Каждый год появлялась новая нянька, у мамы оставалось время для себя.

Сначала была Хайди, потом Маргарита, затем…

А отец, если никуда не уезжал, посиживал у себя в мансарде и писал вещи, для которых помощь Старой Марии ему в виде исключения не требовалась, поскольку это были только диалоги…

Спорим, она и тогда его щелкала?

Он работал над пьесой, где с одной стороны пытались поднять восстание рабочие на Сталиналлее, а с другой — репетировали бунт древнеримские плебеи…

Когда он работал, ему было плевать, щелкает его Марихен или нет.

На премьере «Плебеев» часть зрителей негодовала.

На снимках, проявленных в темной комнате, театр казался охваченным пламенем.

Но отца не слишком беспокоило, что пишут газетные критики…

Вскоре он снова засел у себя в мансарде…

…как и Уве, наш сосед из четырнадцатого дома.
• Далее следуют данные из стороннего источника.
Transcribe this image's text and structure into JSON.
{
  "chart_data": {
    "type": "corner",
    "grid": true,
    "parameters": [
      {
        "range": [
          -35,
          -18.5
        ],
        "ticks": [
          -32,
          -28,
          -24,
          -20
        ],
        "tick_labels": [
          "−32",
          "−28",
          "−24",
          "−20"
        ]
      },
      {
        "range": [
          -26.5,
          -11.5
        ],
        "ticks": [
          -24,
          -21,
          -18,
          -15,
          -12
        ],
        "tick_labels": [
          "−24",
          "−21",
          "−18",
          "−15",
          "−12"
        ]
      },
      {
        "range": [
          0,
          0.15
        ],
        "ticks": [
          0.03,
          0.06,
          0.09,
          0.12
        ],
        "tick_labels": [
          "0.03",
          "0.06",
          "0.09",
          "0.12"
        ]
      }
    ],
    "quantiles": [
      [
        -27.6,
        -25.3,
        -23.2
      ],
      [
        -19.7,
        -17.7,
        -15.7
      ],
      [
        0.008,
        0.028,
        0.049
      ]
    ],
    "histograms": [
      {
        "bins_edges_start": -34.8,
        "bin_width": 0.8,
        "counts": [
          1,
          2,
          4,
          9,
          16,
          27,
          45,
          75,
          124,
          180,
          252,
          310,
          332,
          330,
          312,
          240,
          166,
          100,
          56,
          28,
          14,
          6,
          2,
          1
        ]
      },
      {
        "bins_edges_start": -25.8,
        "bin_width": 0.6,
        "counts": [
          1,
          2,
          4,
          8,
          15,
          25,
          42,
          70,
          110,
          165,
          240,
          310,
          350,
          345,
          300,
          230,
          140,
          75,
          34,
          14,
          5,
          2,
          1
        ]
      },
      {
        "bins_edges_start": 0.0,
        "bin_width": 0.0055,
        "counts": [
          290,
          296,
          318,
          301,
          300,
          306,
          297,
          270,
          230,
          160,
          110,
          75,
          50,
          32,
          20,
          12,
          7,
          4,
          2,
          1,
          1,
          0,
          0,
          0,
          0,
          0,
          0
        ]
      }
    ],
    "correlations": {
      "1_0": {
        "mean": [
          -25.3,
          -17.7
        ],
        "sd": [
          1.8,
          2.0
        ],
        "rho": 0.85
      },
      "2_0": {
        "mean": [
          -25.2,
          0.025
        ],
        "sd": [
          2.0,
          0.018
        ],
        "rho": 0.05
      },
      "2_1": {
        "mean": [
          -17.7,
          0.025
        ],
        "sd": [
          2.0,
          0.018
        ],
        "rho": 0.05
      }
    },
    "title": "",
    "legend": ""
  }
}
Он тоже вечно сидел в мансарде и писал.

Такой длиннющий очкарик.

Его раздражало, что мы со Старшим говорим с сильным берлинским акцентом.

Часто сидел с отцом на веранде и без конца пиво хлестал.

Под бесконечные же разговоры…

Рассмешить его мог только отец, у нас не получалось.

Тогда много чего творилось в нашем доме из клинкерного кирпича; вечно полно гостей, среди них бывали и чокнутые.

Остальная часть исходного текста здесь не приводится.